Где я этого набралась. Это как на драматургических лабах и мастерских. Когда куратор говорит, что у тебя плохая пьеса, скучно, ты слишком жалеешь своего героя. Сделай ему хуже, сделай невыносимо. «Мама, — говорю. — Существуют документальные материалы. Видео, фото, монологи ————————— женщин – это всё сейчас собирают и публикуют, я покажу». «Я думала, ты журналист, — отвечает мама. — А ты как моя санитарка. Эта тоже пыталась что-то рассказать. Мне жаль вас обеих»
7 марта я сижу на полу в пустом аэропорту Шереметьево, терминал D, и не знаю, как ей сказать. Желательно сразу всё. И быстро — пока она не положила трубку. И убедительно, чтобы она поверила. Вместо этого я начинаю медленно дышать, как учат на йоге, чтобы не разреветься.
Помнишь, — говорю. — Мама. Ты рассказывала, как в 2000-м, беременная моей младшей сестрой, ехала семь дней из Сибири в Киев, а потом ещё сутки в маленькую деревню, где-то в Киевской области. Ты ехала познакомиться со своей свекровью. Матрона — так звали бабушку моей сестры. Мне было 14, мы с братом ждали тебя в Иркутске. И ты каждый вечер рассказывала нам по телефону про персики, которые растут прямо на улице, и никто их не ест. Про йогурт, который бабушка Мотя готовит «вёдрами», про украинские песни, которые вы пели, сидя на крыльце с ней и соседками. «Конечно, помню», — говорит мама. Потом мы долго молчим. Очень долго молчим. Наверное, целую минуту. Я катаюсь на эскалаторе туда-сюда и понимаю, что не могу ей сказать. Что точно напишу письмо. Завтра или потом. К концу марта точно напишу.
«Ладно, — говорит мама. — Присылай свои ссылки»
8.03
«Я, конечно, хотел посмотреть все эти страны, но не думал, что это произойдет при таких обстоятельствах», — говорит сосед по комнате в ереванском хостеле. Приехал из Беларуси, учится в России, служил. В универе сказали: «Придет бумажка — выбора нет, мы сразу тебя сдадим».
Дальше все начинают вспоминать, с какими приключениями сюда добирались. Как развернули на грузинской границе, как перенесли рейс восемь раз, как чистил ноут, сносил приложения, удаляла посты и переписки, временно выходила из чатов, на три дня отписалась от дождя и медузы.

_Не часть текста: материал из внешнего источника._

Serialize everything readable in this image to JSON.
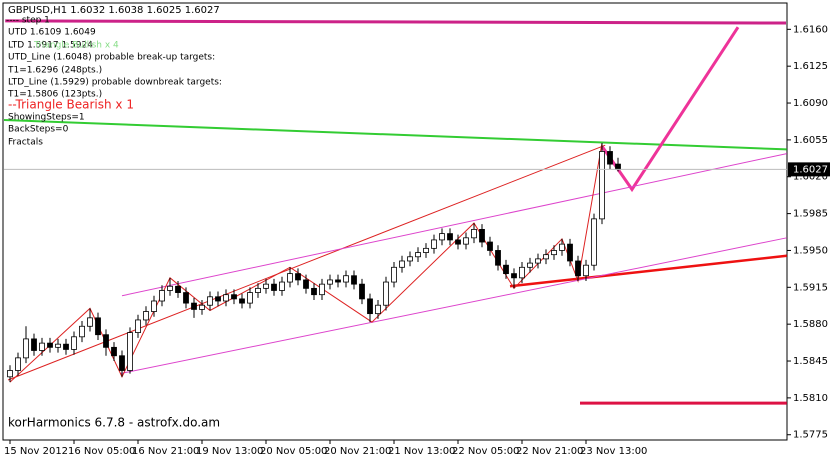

А потом все идут на улицу. Ходят по центру, как молекулы, иногда сталкиваясь друг с другом у киоска с кофе или какой-нибудь странной скульптуры. Кажутся потерянным и надолго зависают, если спросить «куда дальше?» или «какие планы?» Мы и сами не знаем, какие планы и куда дальше.
«В целом, в нашей стране нет замкОв, — подмигивает пожилая продавщица воды. Это она об уличном холодильнике, который может открыть кто угодно. Кроме меня, очевидно. Я даже не пробовала дернуть ручку. «Вы быстро привыкнете, — говорит продавщица воды, — и не захотите уезжать».
9.03
Включаю обычный прогулочный плейлист. Его хватает на 20-30 тысяч ежевечерних шагов по центру Казани через два моста, два парка и набережную. В автобусе Ереван-Тбилиси он звучит странно. Выключаю.
Мы едем по серпантину, за окном горы, снег переходит в дождь и обратно.
«Are you here because of the ———?» — говорит сосед по креслу, глядя в карту Грузии. Впервые за эти три дня слышу английскую речь. Вместо рюкзака у соседа почему-то большой чёрный мусорный мешок, перевязанный шнурком от ботинка. И этот мешок, этот вопрос, сам будничный тон этого парня из Ирана — так похоже на сон, что я не сразу понимаю — это ведь он со мной разговаривает.
«Мама, мы уже приехали домой?» — в восьмой раз спрашивает звонкая девочка лет четырёх. Она сидит передо мной. «Нет, солнышко». Девочка швыряет назад игрушечную корову, ловлю на лету, возвращаю, корова прилетает снова. «Мама, кто мы сейчас?» — уточняет девочка. «Мы путешественники, солнышко».
Некоторые фрагменты текста были скрыты из соображений безопасности.